“And one you cannot answer?”
He bent his head.
“And one I cannot answer.”
Very slowly she picked up her wraps.
“Thank you,” she said unsteadily. “I’ll—I’ll go now.”
He laid his hand deliberately on the door-handle.
“No,” he said. “No, you won’t go. I’ve heard what you have to say; now you’ll listen to me. Good God, Diana!” he continued passionately. “Do you think I’m going to stand quietly by and see our happiness wrecked?”
“I don’t see how you can prevent it,” she said dully.
“I? No; I can do nothing. But you can. Diana, beloved, have faith in me! I can’t explain those things to you—not now. Some day, please God, I shall be able to, but till that day comes—trust me!” There was a depth of supplication and entreaty in his tone, but it left her unmoved. She felt frozen—passionless.
“Do you mean—do you mean that Adrienne, your name, everything, is all part of—of what you can’t tell me? Part of—the shadow?”
He was silent a moment. Then he answered steadily:—
“Yes. That much I may tell you.”
She put up her hand and pushed back her hair impatiently from her forehead.
“I can’t understand it . . . I can’t understand it,” she muttered.
“Dear, must one understand—to love? . . . Can’t you have faith?”

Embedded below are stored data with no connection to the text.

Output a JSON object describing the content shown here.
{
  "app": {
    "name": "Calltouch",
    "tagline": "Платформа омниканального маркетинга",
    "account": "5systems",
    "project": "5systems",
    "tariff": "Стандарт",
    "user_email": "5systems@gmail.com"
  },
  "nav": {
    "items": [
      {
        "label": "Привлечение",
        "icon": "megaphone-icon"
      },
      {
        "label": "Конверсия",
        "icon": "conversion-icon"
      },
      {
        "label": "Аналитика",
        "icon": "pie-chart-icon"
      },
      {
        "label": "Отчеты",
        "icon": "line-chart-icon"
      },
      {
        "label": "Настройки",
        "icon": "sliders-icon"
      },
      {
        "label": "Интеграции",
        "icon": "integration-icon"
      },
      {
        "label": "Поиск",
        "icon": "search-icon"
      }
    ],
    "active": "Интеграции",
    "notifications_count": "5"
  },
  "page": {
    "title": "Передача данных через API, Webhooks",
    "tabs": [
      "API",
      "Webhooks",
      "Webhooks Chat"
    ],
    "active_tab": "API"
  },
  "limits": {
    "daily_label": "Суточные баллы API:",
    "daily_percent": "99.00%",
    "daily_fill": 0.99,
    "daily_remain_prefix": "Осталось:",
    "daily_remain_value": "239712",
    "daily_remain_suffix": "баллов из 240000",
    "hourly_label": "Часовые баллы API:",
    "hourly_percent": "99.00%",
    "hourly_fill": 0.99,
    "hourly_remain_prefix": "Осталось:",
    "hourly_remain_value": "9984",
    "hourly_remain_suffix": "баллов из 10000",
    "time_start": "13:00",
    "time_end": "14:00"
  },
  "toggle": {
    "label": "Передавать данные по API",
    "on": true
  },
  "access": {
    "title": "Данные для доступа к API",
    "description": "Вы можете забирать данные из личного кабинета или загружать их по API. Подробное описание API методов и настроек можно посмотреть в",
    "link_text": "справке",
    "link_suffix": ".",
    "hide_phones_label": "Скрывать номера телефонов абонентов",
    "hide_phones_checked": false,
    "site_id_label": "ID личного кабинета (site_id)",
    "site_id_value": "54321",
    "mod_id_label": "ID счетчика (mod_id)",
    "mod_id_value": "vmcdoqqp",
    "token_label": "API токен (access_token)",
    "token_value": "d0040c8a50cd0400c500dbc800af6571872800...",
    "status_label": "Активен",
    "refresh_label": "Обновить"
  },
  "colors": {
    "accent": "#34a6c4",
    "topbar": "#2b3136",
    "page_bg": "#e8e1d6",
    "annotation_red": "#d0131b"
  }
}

His eyes, those blue eyes of his which could be by turns so fierce, so unrelenting, and—did she not know it to her heart’s undoing?—so unutterably tender, besought her. But, for once, they awakened no response. She felt cold—quite cold and indifferent.
“No, Max,” she answered wearily. “I don’t think I can. You ask me to believe that there is need for you to see so much of Adrienne. At first you said it was because of the play. Now you say it has to do with this—this thing I may not know. . . . I’m afraid I can’t believe it. I think a man’s wife should come first—first of anything. I’ve tried—oh, I’ve tried not to mind when you left me so often to go to Adrienne. I used to tell myself that it was only on account of the play. I tried to believe it, because—because I loved you so. But”—with a bitter little smile—“I don’t think I ever really believed it—I only cheated myself. . . . There’s something else, too—the shadow. Baroni knows what it is—and Olga Lermontof. Only I—your wife—I know nothing.”
She paused, as though expecting some reply, but Max remained silent, his arms folded across his chest, his head a little bent.
“I was only a child when you married me, Max,” she went on presently. “I didn’t realise what it meant for a husband to have some secret business which he cannot tell his wife. But I know now what it means. It’s merely an excuse to be always with another woman—”
In a stride Max was beside her, his eyes blazing, his hands gripping her shoulders with a clasp that hurt her.